Pourquoi donc est-ce qu’une telle rumeur a pu prendre de l’ampleur ? En vérité, celle-ci trouve son origine dans une évolution du droit, elle bien réelle, qui entre en vigueur en janvier 2026, et qui intéresse non pas les cadeaux mais bien des donations précises et conséquentes et qui, de toute manière, sont d’ores et déjà soumises à une déclaration obligatoire. En bref, rien ne change… Ceci ne nous empêche pas de nous intéresser à cette évolution qui en a inquiété plus d’un.

Les donations… déjà soumises à déclaration

Débutons ce développement par le nécessaire rappel selon lequel il existe déjà des dons, fiscalement parlant, qui doivent faire l’objet d’une déclaration et ce, afin d’empêcher un contournement de l’impôt sur les successions par des donations effectuées entre grands-parents, parents et enfants avant le décès d’un d’entre eux.

Il ne faut toutefois pas comprendre que la donation serait prohibée. Celle-ci est bel et bien autorisée mais elle doit être déclarée : de cette façon, l’administration fiscale est informée et prend en considération cette donation à l’occasion de l’ouverture de la succession, donc dès lors que le donateur décède. Les droits de succession sont à cet instant acquittés par le donataire, aussi bien sur l’héritage reçu à ce moment précis, mais aussi à l’égard de la première donation.

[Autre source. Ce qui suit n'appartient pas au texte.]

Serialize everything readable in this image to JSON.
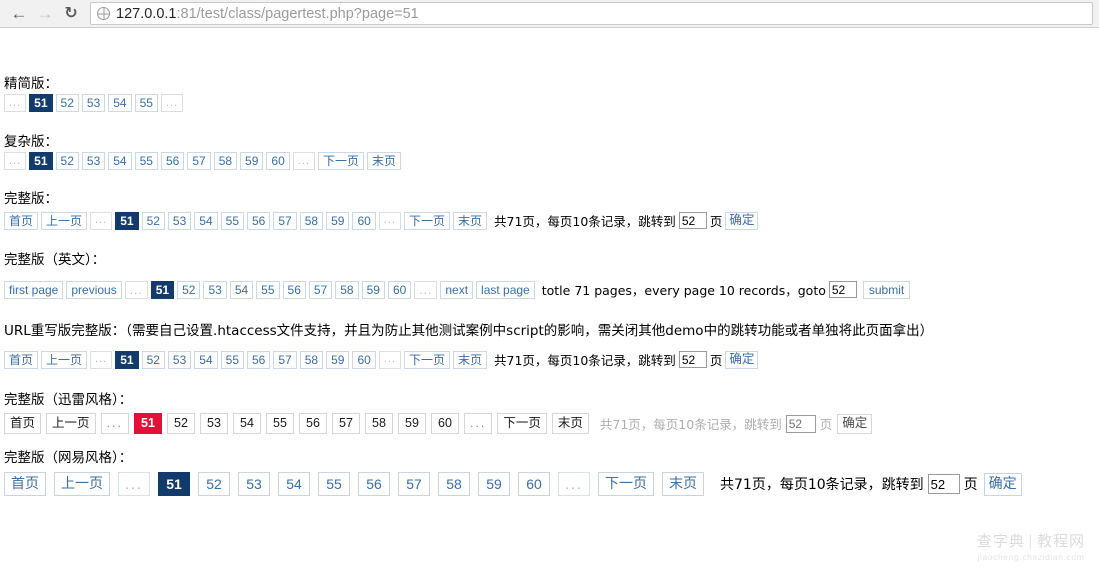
{
  "browser": {
    "back_icon": "back-arrow-icon",
    "forward_icon": "forward-arrow-icon",
    "reload_icon": "reload-icon",
    "page_icon": "globe-icon",
    "url_host": "127.0.0.1",
    "url_path": ":81/test/class/pagertest.php?page=51"
  },
  "sections": {
    "simple": {
      "heading": "精简版：",
      "items": [
        "...",
        "51",
        "52",
        "53",
        "54",
        "55",
        "..."
      ],
      "current": "51"
    },
    "complex": {
      "heading": "复杂版：",
      "items": [
        "...",
        "51",
        "52",
        "53",
        "54",
        "55",
        "56",
        "57",
        "58",
        "59",
        "60",
        "...",
        "下一页",
        "末页"
      ],
      "current": "51"
    },
    "full": {
      "heading": "完整版：",
      "items": [
        "首页",
        "上一页",
        "...",
        "51",
        "52",
        "53",
        "54",
        "55",
        "56",
        "57",
        "58",
        "59",
        "60",
        "...",
        "下一页",
        "末页"
      ],
      "current": "51",
      "info_prefix": "共71页，每页10条记录，跳转到",
      "jump_value": "52",
      "info_suffix": "页",
      "confirm_label": "确定"
    },
    "full_en": {
      "heading": "完整版（英文）：",
      "items": [
        "first page",
        "previous",
        "...",
        "51",
        "52",
        "53",
        "54",
        "55",
        "56",
        "57",
        "58",
        "59",
        "60",
        "...",
        "next",
        "last page"
      ],
      "current": "51",
      "info_prefix": "totle 71 pages，every page 10 records，goto",
      "jump_value": "52",
      "info_suffix": "",
      "confirm_label": "submit"
    },
    "url_rewrite": {
      "heading": "URL重写版完整版：（需要自己设置.htaccess文件支持，并且为防止其他测试案例中script的影响，需关闭其他demo中的跳转功能或者单独将此页面拿出）",
      "items": [
        "首页",
        "上一页",
        "...",
        "51",
        "52",
        "53",
        "54",
        "55",
        "56",
        "57",
        "58",
        "59",
        "60",
        "...",
        "下一页",
        "末页"
      ],
      "current": "51",
      "info_prefix": "共71页，每页10条记录，跳转到",
      "jump_value": "52",
      "info_suffix": "页",
      "confirm_label": "确定"
    },
    "xunlei": {
      "heading": "完整版（迅雷风格）：",
      "items": [
        "首页",
        "上一页",
        "...",
        "51",
        "52",
        "53",
        "54",
        "55",
        "56",
        "57",
        "58",
        "59",
        "60",
        "...",
        "下一页",
        "末页"
      ],
      "current": "51",
      "info_prefix": "共71页，每页10条记录，跳转到",
      "jump_value": "52",
      "info_suffix": "页",
      "confirm_label": "确定"
    },
    "netease": {
      "heading": "完整版（网易风格）：",
      "items": [
        "首页",
        "上一页",
        "...",
        "51",
        "52",
        "53",
        "54",
        "55",
        "56",
        "57",
        "58",
        "59",
        "60",
        "...",
        "下一页",
        "末页"
      ],
      "current": "51",
      "info_prefix": "共71页，每页10条记录，跳转到",
      "jump_value": "52",
      "info_suffix": "页",
      "confirm_label": "确定"
    }
  },
  "watermark": {
    "name": "查字典",
    "separator": "|",
    "name2": "教程网",
    "site": "jiaocheng.chazidian.com"
  },
  "colors": {
    "current_blue": "#123a6b",
    "current_red": "#e2113a",
    "link_blue": "#3a6ea5",
    "dots_gray": "#b9b9b9"
  }
}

Il ne faut absolument pas comprendre ici que les cadeaux reçus entre parents d’une même famille sont soumis à ces droits.

Soulignons maintenant l’existence d’un nouveau décret, en date du 17 novembre 2025, et qui constitue une nouveauté en la matière dans la mesure où celui-ci comprend une obligation de déclaration en ligne de tels dons (qui sont, pour rappel, déjà soumis à déclaration), et qui intéressent les individus mentionnés dans le paragraphe supérieur. Si des observateurs sont sceptiques, qu’ils se reportent, pour se rassurer, à la toute première phrase de ce décret « publics concernés : donataires, ou leurs représentants, soumis à une obligation de déclaration de dons manuels ou de sommes d’argent ».

De plus, il est à noter que ces déclarations sont aujourd’hui déjà majoritairement déclarées en ligne et qu’il sera toujours possible, conformément à l’article 3 de ce décret, d’y procéder en format papier, pour tous ceux ne pouvant le faire par internet, ou n’ayant pas un accès à internet.

Se pose maintenant la question de savoir quels sont les dons qui doivent être obligatoirement déclarés ?

Dons, présents d’usage : quels cadeaux concernés par cette obligation de déclaration ?

Notons tout d’abord que nombre de cadeaux qui sont offerts à l’époque de Noël échappent à cette obligation, s’agissant majoritairement de cadeaux que l’on appelle des « présents d’usage ».

Pour différencier de tels présents des dons, deux conditions doivent en vérité être remplies. Tout d’abord, ce genre de cadeaux doivent être donnés lors d’une « occasion particulière » et ils doivent ensuite être d’une valeur dite « raisonnable ». L’administration fiscale, qui a posé ces conditions, prend en considération l’individu à qui le présent a été accordé, mais aussi l’occasion à laquelle il a été donné, et enfin les revenus mais aussi le patrimoine du donateur.

Il est finalement utile de relever le fait que procéder à la déclaration d’un don n’emporte pas de manière automatique une imposition puisqu’il existe, en effet, des abattements fiscaux qui s’exercent et ce, compte tenu du lien de parenté entre la personne qui fait le don et le bénéficiaire de ce même don.

Soulignons aussi que pour l’année 2024, et d’après des chiffres partagés par l’administration fiscale, une faible part des dons qui ont été effectués ont effectivement résulté sur une imposition. Cela revient à dire que le fait de déclarer ces dons ne concorde pas de manière mécanique avec l’acquittement d’un impôt. Ainsi, devons-nous garder à l’esprit que le ce nouveau décret de novembre 2025 et qui entre en vigueur le 1er janvier 2026 n’impacte pas les règles de fond, c’est-à-dire les règles en matière de seuils ou bien les exonérations qui existaient et continueront d’exister et d’être appliquées.